Darin spricht Messerschmid von einem „Befreiungskampf“ der Palästinenser und findet deren Terror nicht so sehr deshalb kritikwürdig, weil dadurch Juden ermordet werden, sondern vor allem, weil er „der Überwindung der Besatzung abträglich“, also kontraproduktiv sei, eine „falsche Botschaft“ übermittle und damit vor allem den Palästinensern selbst schade.
Was im Umkehrschluss bedeutet: Würde der antisemitische Terror der „palästinensischen Sache“ weiterhelfen, dann wäre er ein diskutables Mittel. Eine Kosten-Nutzen-Rechnung also, in der Judenmord lediglich eine Variable darstellt. Messerschmids Plädoyer aus dem Jahr 2002 ist das eines „antiimperialistischen“ Aktivisten, und so ist es auch nur folgerichtig, dass er sich später islamistischen Portalen zur Verfügung stellte und noch heute bei antiisraelischen Initiativen Vorträge hält.
Seine seriösen Auftraggeber von GIZ bis KfW scheinen daran bislang gleichwohl keinen Anstoß genommen zu haben, was für die ARD wiederum ein Grund war, Messerschmid als ernstzunehmenden Kenner zu präsentieren.
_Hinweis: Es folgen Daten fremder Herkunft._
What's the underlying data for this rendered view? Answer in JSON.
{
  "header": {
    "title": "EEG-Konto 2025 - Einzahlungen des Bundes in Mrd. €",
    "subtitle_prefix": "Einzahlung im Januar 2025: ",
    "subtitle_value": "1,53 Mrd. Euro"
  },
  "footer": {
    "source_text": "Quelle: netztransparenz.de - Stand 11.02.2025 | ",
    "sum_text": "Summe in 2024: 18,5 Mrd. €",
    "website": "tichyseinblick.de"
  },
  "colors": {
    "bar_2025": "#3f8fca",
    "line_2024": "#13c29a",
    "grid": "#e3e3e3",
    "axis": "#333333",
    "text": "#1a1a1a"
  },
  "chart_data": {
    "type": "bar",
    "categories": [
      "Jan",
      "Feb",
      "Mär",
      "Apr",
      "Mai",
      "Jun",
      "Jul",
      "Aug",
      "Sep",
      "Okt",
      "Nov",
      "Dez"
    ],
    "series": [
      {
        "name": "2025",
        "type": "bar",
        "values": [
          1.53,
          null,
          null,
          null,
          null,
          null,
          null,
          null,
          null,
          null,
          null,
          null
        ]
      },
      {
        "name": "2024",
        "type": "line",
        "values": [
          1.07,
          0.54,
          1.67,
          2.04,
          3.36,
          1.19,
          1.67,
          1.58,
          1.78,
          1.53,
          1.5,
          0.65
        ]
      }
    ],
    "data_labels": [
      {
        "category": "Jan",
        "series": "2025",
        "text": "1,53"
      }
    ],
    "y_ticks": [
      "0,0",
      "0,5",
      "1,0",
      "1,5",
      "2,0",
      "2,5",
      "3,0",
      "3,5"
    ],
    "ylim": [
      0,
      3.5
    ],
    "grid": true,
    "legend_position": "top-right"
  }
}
Politisch motivierter Unwille zur Recherche
Dabei dürfte die ARD von den antiisraelischen Aktivitäten ihres Experten sehr wohl Kenntnis gehabt haben, und deshalb ist es albern, wenn Markus Rosch und Susanne Glass schreiben, sie seien „von den Angriffen auf seine Reputation schockiert“ gewesen. Zudem ist es bezeichnend, dass sie glauben, der ihnen vorgelegte Mailwechsel zwischen Messerschmid und Ulrich Sahm aus dem Jahr 2013 entlaste Ersteren vom Vorwurf, die absurde Behauptung erhoben zu haben, dass Israel Staudämme gebaut habe, um sie bei passender Gelegenheit zu öffnen und Gaza zu überfluten.
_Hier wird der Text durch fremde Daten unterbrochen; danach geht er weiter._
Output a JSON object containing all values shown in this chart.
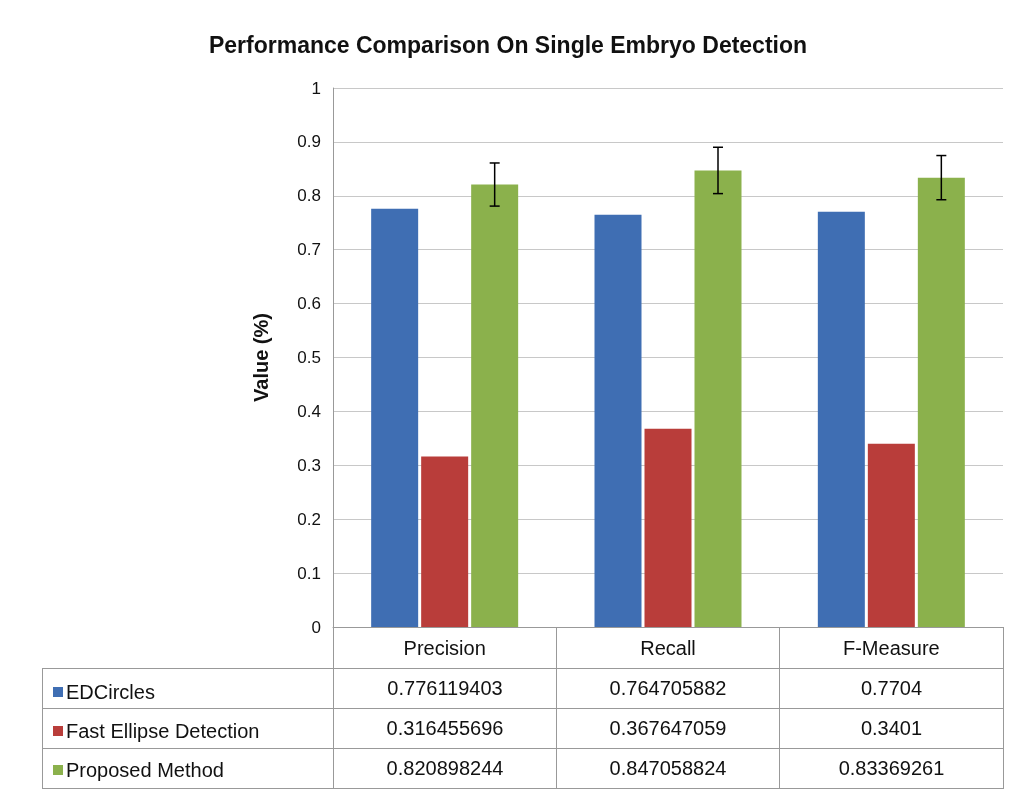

Wenn man die E-Mail von Messerschmid an Sahm liest, die Letzterer nun veröffentlicht hat, wird vielmehr deutlich, dass der erhobene Vorwurf berechtigt ist: Messerschmid kannte zwar keine „technischen Details“, wusste aber dennoch ganz genau über das „Design“ der „Flood Gates“ Bescheid, das „leider genau so“ sei, dass Israel das nutzbare Wasser zurückhalte, während es den „Starkregenabfluss über die Kammkannte nach Gaza“ ablasse. Ohnehin sei die „eventuelle aktive Öffnung der Schleusen nur die Spitze eines gewaltigen Eisbergs“ und lenke „vom eigentlichen Skandal“ ab, der „im Design verankert“ sei.
So redet einer, für den seit Jahr und Tag alles, was in den palästinensischen Gebieten geschieht, auf die Böswilligkeit der Israelis zurückzuführen ist. Wer ihn dennoch als Experten zu Wort kommen lässt – als alleinigen noch dazu –, der weiß sehr genau, was er tut, und macht sich seine Aussagen inklusive ihrem antisemitischen Spin zu eigen. Markus Roschs Film in der Tagesschau und den Tagesthemen ist – nicht zum ersten Mal, wie Gerd Buurmann deutlich macht – ein tendenziöser öffentlich-rechtlicher Beitrag zur Dämonisierung Israels, in dem wesentliche Tatsachen unterschlagen, fragwürdige Zeugen präsentiert und kritische Stimmen nicht eingeholt worden sind.
Roschs offenkundiger Unwille zur Recherche ist jedoch – was schon schlimm genug wäre – nicht bloß Schlamperei, sondern politisch motiviert: Dem jüdischen Staat sollte damit geschadet werden. Der Film und die Stellungnahme im Blog lassen jedenfalls keinen anderen Schluss zu.